The distributed model also lets the company make massive shifts and resource allocation when needed. The generic Linux Lego-block-style servers that make up the company's Web tier can be easily shifted around for a variety of tasks.
For example, every day at 0100 PST, PayPal runs its batch processing for reconciling payments. Thompson says this kind of work, typically done on mainframes or large symmetric multiprocessing boxes in other payment organisations, is spread across the middle-tier Linux servers in the data centre.
"We don't bring the site down" he says. "We just allocate a higher portion of the [servers] to running batch processes, and we crunch through all that data in three hours every night."
On the back end, these thousands of systems communicate with just a few large Sun Solaris boxes, which run an Oracle database that stores all customer data. A custom-made database connection-management system links Web processes from the Linux-based Web and middleware tiers of the PayPal site to the Sun/Oracle back end.

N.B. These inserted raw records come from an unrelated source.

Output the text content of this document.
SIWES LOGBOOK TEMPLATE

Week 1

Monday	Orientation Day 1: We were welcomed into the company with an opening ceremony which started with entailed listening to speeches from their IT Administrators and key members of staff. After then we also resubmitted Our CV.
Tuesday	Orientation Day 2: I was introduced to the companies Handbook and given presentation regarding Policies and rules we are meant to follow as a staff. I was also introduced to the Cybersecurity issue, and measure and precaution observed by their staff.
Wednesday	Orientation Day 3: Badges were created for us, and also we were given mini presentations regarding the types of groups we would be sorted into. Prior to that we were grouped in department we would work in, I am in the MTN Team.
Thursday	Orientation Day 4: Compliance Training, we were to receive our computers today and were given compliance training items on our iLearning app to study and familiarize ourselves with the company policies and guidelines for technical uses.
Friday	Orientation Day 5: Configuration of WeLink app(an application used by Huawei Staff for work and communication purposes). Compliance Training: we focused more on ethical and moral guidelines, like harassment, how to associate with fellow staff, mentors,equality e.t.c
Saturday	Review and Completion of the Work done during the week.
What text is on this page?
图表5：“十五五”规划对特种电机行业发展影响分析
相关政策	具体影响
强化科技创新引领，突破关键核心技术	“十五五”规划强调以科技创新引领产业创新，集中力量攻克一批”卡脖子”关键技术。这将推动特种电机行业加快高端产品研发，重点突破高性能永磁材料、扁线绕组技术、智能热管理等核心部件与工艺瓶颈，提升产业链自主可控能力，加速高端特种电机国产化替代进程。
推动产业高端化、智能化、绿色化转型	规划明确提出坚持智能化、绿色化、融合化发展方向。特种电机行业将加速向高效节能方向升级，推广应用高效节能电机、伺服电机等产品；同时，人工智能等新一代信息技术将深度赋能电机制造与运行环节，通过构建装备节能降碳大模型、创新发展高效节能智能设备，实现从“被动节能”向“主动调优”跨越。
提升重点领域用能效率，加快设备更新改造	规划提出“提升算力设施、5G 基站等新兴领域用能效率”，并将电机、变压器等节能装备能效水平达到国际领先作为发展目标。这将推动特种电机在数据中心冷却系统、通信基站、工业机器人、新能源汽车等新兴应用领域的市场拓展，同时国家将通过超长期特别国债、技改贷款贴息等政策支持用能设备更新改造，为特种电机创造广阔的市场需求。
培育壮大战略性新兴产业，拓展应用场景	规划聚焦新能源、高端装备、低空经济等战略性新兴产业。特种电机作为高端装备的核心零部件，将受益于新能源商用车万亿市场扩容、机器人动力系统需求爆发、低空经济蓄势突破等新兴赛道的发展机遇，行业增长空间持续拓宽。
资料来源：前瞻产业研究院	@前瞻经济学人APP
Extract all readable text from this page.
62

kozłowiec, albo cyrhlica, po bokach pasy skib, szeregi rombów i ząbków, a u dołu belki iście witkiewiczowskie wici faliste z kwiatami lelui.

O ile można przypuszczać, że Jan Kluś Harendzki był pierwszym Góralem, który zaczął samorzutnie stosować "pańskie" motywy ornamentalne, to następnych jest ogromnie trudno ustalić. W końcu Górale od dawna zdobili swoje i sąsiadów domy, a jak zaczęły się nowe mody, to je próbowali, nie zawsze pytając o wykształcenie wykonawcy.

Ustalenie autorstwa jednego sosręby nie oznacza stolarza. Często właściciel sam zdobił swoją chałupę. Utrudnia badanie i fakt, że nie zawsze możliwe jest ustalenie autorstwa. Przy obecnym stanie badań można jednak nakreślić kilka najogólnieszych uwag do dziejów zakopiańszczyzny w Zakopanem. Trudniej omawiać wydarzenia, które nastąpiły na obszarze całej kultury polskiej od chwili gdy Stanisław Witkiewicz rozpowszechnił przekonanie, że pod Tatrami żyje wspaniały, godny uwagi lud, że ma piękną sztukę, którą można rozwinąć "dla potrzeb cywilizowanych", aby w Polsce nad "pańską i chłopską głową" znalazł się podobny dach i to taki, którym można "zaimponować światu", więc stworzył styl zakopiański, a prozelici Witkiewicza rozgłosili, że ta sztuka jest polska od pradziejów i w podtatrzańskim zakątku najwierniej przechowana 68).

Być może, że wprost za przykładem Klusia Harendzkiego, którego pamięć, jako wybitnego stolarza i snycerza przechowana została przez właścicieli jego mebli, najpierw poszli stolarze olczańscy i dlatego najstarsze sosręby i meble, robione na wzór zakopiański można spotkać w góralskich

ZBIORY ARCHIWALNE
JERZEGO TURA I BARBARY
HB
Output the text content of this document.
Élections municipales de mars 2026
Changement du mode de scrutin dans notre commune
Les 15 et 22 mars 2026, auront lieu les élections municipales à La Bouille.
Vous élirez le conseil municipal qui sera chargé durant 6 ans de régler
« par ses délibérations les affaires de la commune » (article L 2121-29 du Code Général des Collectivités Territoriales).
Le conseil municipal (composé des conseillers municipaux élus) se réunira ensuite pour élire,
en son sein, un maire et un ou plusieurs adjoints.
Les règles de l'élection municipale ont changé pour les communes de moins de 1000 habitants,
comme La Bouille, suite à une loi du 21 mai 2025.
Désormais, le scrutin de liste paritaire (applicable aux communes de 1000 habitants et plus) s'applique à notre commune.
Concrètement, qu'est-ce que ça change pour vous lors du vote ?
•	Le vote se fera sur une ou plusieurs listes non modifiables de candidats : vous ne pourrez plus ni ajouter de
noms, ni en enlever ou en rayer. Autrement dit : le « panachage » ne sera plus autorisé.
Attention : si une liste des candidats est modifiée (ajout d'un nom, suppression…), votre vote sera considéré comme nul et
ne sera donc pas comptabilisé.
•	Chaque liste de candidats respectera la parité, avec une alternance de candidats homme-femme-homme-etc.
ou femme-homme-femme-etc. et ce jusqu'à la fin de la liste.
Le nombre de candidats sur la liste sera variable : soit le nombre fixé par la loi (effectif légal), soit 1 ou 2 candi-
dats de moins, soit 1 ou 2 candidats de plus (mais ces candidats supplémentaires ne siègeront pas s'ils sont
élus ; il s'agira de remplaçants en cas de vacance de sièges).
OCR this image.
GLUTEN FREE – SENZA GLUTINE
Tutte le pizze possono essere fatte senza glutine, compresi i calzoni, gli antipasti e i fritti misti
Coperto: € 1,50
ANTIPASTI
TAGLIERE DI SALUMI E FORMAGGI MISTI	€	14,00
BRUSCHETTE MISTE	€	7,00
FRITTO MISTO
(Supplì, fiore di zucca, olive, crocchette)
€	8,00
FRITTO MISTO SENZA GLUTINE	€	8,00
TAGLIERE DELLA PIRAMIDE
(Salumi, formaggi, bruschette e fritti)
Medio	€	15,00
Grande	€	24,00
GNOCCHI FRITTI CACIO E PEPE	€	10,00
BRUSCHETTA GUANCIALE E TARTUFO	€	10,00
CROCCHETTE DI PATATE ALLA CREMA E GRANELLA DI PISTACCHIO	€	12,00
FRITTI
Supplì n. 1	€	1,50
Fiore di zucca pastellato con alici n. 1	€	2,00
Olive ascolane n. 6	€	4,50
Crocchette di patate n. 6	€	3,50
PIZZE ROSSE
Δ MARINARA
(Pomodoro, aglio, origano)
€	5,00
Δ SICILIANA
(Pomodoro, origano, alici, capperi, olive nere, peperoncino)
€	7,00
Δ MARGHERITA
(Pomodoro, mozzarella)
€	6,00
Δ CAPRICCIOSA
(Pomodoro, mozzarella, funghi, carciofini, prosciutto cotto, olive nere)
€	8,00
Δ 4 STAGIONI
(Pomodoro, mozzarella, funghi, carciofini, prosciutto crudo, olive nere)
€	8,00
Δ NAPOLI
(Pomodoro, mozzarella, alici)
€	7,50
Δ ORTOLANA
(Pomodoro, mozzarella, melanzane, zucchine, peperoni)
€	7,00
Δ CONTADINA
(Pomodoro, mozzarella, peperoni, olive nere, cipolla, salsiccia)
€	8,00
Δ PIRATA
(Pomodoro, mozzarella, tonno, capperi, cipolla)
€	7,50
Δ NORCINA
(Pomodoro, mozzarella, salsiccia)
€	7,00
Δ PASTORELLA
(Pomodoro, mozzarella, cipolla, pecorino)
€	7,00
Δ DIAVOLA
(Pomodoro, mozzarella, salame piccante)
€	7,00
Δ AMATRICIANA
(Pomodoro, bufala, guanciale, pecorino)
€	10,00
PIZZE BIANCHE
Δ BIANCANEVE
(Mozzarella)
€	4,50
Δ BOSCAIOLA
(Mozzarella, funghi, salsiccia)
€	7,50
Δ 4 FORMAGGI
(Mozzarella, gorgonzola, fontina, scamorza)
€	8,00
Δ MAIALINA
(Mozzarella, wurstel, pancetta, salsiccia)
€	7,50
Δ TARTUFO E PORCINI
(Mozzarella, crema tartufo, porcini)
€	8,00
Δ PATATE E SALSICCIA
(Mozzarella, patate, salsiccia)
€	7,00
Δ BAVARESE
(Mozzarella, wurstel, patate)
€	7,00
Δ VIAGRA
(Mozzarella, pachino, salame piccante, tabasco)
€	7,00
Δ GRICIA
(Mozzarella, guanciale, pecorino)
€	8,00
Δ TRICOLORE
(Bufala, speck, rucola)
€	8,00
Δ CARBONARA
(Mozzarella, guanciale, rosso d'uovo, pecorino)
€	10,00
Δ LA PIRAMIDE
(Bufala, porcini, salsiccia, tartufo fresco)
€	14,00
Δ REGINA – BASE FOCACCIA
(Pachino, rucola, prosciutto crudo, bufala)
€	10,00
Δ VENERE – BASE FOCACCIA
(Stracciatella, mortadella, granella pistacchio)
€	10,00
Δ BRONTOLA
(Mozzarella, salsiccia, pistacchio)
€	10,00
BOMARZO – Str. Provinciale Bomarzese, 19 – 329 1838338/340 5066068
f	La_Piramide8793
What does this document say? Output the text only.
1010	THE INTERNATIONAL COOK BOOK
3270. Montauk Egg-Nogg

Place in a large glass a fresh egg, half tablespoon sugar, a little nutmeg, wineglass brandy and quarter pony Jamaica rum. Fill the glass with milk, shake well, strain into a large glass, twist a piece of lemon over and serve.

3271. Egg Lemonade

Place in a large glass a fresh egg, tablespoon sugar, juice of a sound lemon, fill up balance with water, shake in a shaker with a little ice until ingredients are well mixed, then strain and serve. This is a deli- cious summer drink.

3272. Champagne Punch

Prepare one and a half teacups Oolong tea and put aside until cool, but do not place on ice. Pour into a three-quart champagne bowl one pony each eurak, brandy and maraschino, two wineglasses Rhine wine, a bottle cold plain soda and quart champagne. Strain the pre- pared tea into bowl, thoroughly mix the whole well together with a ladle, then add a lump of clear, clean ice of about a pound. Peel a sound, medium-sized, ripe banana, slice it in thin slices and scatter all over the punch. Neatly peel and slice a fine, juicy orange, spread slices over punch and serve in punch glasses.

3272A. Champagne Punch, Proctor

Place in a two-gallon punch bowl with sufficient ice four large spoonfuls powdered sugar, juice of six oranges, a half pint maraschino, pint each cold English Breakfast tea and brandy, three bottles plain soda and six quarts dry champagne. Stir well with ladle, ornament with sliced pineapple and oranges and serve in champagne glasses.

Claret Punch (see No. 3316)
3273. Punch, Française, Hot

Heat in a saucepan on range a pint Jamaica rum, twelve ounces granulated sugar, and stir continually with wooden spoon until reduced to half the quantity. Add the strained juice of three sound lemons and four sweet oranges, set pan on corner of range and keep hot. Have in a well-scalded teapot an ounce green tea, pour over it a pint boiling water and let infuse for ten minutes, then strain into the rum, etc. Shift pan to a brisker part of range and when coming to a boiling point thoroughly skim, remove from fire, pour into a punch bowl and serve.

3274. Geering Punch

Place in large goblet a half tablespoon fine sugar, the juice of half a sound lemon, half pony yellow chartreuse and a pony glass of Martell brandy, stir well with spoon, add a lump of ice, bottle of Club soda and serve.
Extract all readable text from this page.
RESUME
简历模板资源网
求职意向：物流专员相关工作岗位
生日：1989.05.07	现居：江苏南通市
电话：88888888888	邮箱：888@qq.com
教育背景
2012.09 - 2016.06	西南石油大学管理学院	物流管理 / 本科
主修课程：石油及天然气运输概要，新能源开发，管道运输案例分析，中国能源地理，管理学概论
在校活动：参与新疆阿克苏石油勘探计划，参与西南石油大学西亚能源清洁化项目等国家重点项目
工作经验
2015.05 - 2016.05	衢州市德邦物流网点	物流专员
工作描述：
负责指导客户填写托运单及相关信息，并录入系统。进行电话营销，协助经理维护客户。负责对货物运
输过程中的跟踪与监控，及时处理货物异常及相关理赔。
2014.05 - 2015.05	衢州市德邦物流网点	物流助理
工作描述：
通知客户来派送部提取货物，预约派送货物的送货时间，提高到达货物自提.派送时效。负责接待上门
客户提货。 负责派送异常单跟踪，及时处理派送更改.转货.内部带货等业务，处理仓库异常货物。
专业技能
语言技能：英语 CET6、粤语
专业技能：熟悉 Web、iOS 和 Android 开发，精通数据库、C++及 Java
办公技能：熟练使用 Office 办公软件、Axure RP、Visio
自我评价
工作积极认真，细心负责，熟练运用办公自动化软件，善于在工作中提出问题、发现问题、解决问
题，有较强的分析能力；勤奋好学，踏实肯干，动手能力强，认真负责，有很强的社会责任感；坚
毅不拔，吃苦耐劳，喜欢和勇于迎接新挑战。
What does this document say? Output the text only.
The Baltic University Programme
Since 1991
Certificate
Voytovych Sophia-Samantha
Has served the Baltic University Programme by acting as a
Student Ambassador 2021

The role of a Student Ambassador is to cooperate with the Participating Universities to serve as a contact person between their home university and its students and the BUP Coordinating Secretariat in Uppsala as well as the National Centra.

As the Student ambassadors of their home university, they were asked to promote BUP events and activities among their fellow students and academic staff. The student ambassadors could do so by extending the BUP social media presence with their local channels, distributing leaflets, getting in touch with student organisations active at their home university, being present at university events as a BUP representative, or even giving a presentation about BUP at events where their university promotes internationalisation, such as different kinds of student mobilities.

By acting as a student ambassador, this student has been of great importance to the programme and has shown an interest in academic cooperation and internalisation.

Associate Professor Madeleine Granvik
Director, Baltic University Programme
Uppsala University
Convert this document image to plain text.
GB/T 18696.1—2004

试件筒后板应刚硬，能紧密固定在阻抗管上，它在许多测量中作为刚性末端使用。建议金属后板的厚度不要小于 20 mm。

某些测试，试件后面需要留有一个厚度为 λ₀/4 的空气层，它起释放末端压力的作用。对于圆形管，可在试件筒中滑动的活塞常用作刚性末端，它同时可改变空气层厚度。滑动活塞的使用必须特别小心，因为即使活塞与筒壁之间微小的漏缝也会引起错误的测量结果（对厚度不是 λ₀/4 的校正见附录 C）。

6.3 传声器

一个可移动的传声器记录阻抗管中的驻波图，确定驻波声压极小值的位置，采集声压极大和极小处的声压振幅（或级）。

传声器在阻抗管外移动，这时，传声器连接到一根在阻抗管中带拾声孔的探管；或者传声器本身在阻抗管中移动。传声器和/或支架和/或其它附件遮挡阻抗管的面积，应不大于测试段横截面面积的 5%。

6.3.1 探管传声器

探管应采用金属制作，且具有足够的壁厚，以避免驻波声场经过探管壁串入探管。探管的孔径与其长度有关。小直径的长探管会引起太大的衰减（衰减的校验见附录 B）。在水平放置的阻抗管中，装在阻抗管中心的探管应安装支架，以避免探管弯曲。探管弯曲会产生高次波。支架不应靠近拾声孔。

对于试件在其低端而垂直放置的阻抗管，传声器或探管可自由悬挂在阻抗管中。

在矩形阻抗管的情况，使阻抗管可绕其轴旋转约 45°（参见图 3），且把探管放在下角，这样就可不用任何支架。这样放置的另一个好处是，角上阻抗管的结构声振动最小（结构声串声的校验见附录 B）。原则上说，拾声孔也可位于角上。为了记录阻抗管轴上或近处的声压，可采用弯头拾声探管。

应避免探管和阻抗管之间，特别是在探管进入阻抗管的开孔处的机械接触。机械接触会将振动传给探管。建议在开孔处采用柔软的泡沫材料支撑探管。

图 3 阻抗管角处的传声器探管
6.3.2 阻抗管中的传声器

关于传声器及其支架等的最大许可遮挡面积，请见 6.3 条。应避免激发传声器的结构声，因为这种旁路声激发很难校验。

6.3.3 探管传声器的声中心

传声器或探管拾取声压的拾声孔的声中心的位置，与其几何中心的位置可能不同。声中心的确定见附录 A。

"The speed with which the processes come and go is blindingly fast," Mengerink says. "So there is a tier that buffers between those Web and database layers. As far as the application is concerned, it just thinks it is making calls out to a database. The application just doesn't care there is this middle layer. Then the database on its side sees a nice, old-fashioned durable connection, and doesn't feel like it's being melted down by a connection storm."
Open source pays off in app development lab
Using open source Red Hat Linux also provides several advantages on the development side. Because of the low-cost hardware and software PayPal uses on its production system, it can almost replicate the state of its entire live site in the application development lab. This lets PayPal coders write new versions of the PayPal production applications, which can then be switched on live with minimal disruptions.
"When you have developers testing a system on the exact same environment that you have in production, the probability for weird things happening is a lot lower. That's really key," Mengerink says. "Open source clearly makes this a lot more cost effective as well, since you don't have the same licensing costs that would be associated" with duplicating a live site in the lab.
This model also helps PayPal developers frequently churn out new versions of the Web site's main applications, which can be both a positive and negative thing.
"The one struggle we have is a classic struggle, is our decision to align development and the live site," Mengerink says. "Developers are radical. They would be on the beta version of the newest latest and greatest all the time, with some kernel patch they found from some college Web site," he says. "The people in operations are a little more conservative than that. Their take is, no feelings would be hurt if we just used the most stable, known versions of things."
This approach PayPal developers take in moulding the Linux kernel and other open source code they use helps to make the overall system more secure, Mengerink says.
Linux servers in PayPal's data centre run Red Hat kernels with custom tweaks that add extra layers of security to the systems. As a basic step, superfluous services, packages and other software are stripped out.
"The combination of Linux and open source allows us to do the modifications we need to scale and have that extreme rigidity of security," Mengerink says.
Security policies and code also are added to the machines -- Mengerink would not give specifics -- which creates a built-in layer of mistrust among machines on the data centre network. Each box is configured as if it were operating in an untrusted network. "So there is no such thing as a site-wide compromise," he say. "You'd have to go box by box and fight your way."
So far, the mix of distributed Linux and open source software and rapid application development of open source code have been a success, Mengerink says. And it certainly keeps work interesting.
"Sometimes we feel a little schizophrenic," he says. "We're a Web company; we're a real-time payment system -- oh, dear. So doing both is very hard."